Un tempo, l’Italia è stata la capitale Europea del design.
Critici e fiduciosi. Entusiasti e catastrofisti. A cinquant’anni dalla pubblicazione di Apocalittici e integrati”, la fortunata formula introdotta da Umberto Eco negli anni '60 per descrivere gli opposti atteggiamenti di fronte alla cultura di massa ritrova intatta la propria efficacia di fronte al web e alle sue conseguenze. In particolare per quanto riguarda la memoria, individuale e collettiva, che rischia di restare schiacciata in una sorta di perpetua simultaneità.
È quanto emerge dalle parole dello stesso autore nell'intervista che segue, in uscita in versione integrale sul prossimo numero di ICS Magzine e realizzata in occasione del seminario celebrativo (vedi estratto video) che l'Università di Bologna ha voluto dedicare all'anniversario della prima edizione del volume.
Apocalittici e integrati: una dicotomia fortunata e quanto mai attuale. Sul web, dove si è spostato il confronto, gli integrati sembrano avere la meglio. Si tende infatti a considerare come intrinsecamente buoni i concetti di partecipazione e condivisione legati al digitale e ai social. Lei come giudica questa grande metafora della condivisione che sembra dominarci?
La funzione di ogni cultura è di essere una crescita collettiva. Nelle culture in cui c'è libertà di espressione, questa crescita si articola sempre con una critica continua della presa di parola. La cultura – meglio ancora – è un'alternanza continua tra la libera presa di parola e la critica di questa presa di parola. Questa dinamica coincide con un modello ideale di formazione, di scuola. Quello che sta accadendo col Web, invece, è che si sta idolatrando l'ideale della assoluta presa di parola, senza alcun controllo da parte degli altri. E le reazioni sono a loro volta delle prese di parola, che non portano ad alcun confronto critico. Rischia di venire a cadere, così, il presupposto fondamentale delle democrazia, ovvero l'assunzione che non tutto quello che si dice va bene. Chi teorizza il contrario, propugnando la pura presa di parola come unica forma di democrazia, ha di fatto rinunciato alla democrazia – e dunque alla cultura democratica – come critica delle opinioni.
Non a caso, uno degli atteggiamenti apocalittici rispetto al web è legato alle conseguenze che l’ambiente digitale potrà avere sulle capacità cognitive dei suoi “nativi”, memoria in primis. Come giudica questo atteggiamento? Siamo davvero immersi in una “simultaneità imperante”?
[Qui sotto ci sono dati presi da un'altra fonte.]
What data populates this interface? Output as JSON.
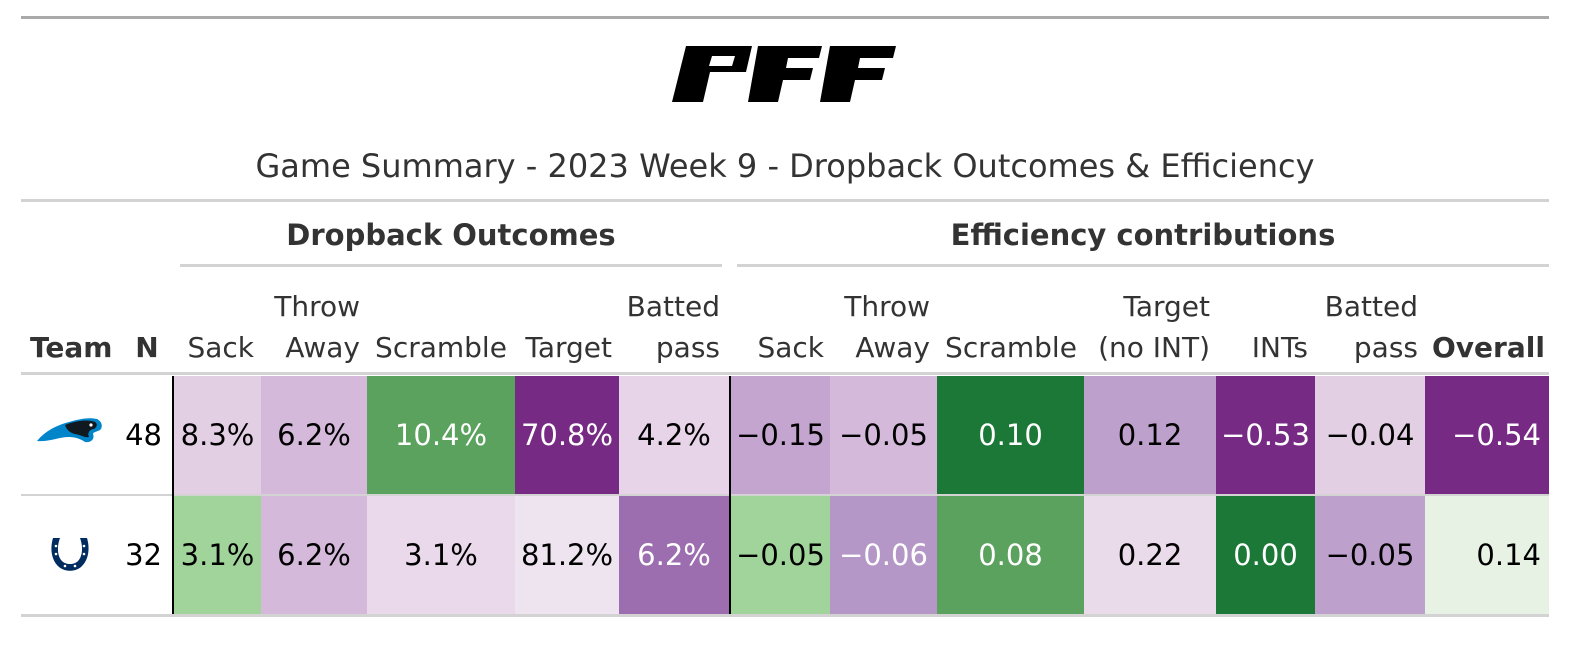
{
  "logo_text": "PFF",
  "title": "Game Summary - 2023 Week 9 - Dropback Outcomes & Efficiency",
  "spanners": {
    "dropback": "Dropback Outcomes",
    "efficiency": "Efficiency contributions"
  },
  "headers": {
    "team": "Team",
    "n": "N",
    "sack": "Sack",
    "throw_away_1": "Throw",
    "throw_away_2": "Away",
    "scramble": "Scramble",
    "target": "Target",
    "batted_1": "Batted",
    "batted_2": "pass",
    "eff_sack": "Sack",
    "eff_throw_1": "Throw",
    "eff_throw_2": "Away",
    "eff_scramble": "Scramble",
    "eff_target_1": "Target",
    "eff_target_2": "(no INT)",
    "eff_ints": "INTs",
    "eff_batted_1": "Batted",
    "eff_batted_2": "pass",
    "overall": "Overall"
  },
  "rows": [
    {
      "team_icon": "panthers-logo-icon",
      "n": "48",
      "sack": "8.3%",
      "throw_away": "6.2%",
      "scramble": "10.4%",
      "target": "70.8%",
      "batted": "4.2%",
      "eff_sack": "−0.15",
      "eff_throw": "−0.05",
      "eff_scramble": "0.10",
      "eff_target": "0.12",
      "eff_ints": "−0.53",
      "eff_batted": "−0.04",
      "overall": "−0.54"
    },
    {
      "team_icon": "colts-horseshoe-icon",
      "n": "32",
      "sack": "3.1%",
      "throw_away": "6.2%",
      "scramble": "3.1%",
      "target": "81.2%",
      "batted": "6.2%",
      "eff_sack": "−0.05",
      "eff_throw": "−0.06",
      "eff_scramble": "0.08",
      "eff_target": "0.22",
      "eff_ints": "0.00",
      "eff_batted": "−0.05",
      "overall": "0.14"
    }
  ],
  "colors": {
    "row1": {
      "sack": "#e2cfe4",
      "throw_away": "#d4b9db",
      "scramble": "#5aa25e",
      "target": "#762a83",
      "batted": "#e7d4e8",
      "eff_sack": "#c4a5cf",
      "eff_throw": "#d4b9db",
      "eff_scramble": "#1b7837",
      "eff_target": "#bea0cc",
      "eff_ints": "#762a83",
      "eff_batted": "#e2cfe4",
      "overall": "#762a83"
    },
    "row2": {
      "sack": "#a1d49a",
      "throw_away": "#d4b9db",
      "scramble": "#ead9eb",
      "target": "#ede4ef",
      "batted": "#9c6daf",
      "eff_sack": "#a1d49a",
      "eff_throw": "#b497c6",
      "eff_scramble": "#5aa25e",
      "eff_target": "#eadbeb",
      "eff_ints": "#1b7837",
      "eff_batted": "#bea0cc",
      "overall": "#e7f2e4"
    },
    "panthers_blue": "#0085ca",
    "colts_blue": "#002c5f"
  }
}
Il problema è che assistiamo a una crisi della memoria collettiva. Ne sono un esempio recente i quattro giovani concorrenti di un quiz televisivo che, interrogati su un episodio della vita di Mussolini, non sapevano in alcun modo in quale epoca collocarlo. Un divario importante rispetto alle generazioni, che magari non conoscevano la data di morte esatta di Napoleone, ma sapevano perlomeno in che periodo era avvenuta la spedizione di Garibaldi! Il punto però è che la memoria collettiva entra in crisi perché entra in crisi anche il gusto della memoria individuale. Chi non sa quando è morto Mussolini probabilmente non è interessato a rimemorare quello che ha fatto l'estate scorsa. E neppure ad ascoltare i ricordi dei propri genitori o dei nonni. Il rischio, così, è che nasca una generazione interessata a conoscere solo il presente.
Non crede però che Internet possa essere anche considerato uno sterminato serbatoio di memorie a disposizione di quei giovani che invece hanno voglia di riscoprire il passato?
Sì, proprio per non essere forzatamente apocalittici, possiamo certamente affermare che si può usare Internet per coltivare la memoria collettiva. Il problema, però, è il modo in cui si attinge da questo serbatoio. In ogni cultura c'è stata l'élite che aveva accesso alla memoria collettiva, dunque alla cultura e al sapere, e la massa che ne era esclusa. Oggi, abbiamo di nuovo una élite, che usa criticamente anche gli strumenti informatici, che coltiva la memoria e conosce il passato, e una massa che non lo fa, non perché è stata esclusa dall'accesso al sapere, ma perché gliene è stato dato troppo, e non organizzato. Quindi sarà massa ancora una volta soggetta, ma per eccesso di democrazia.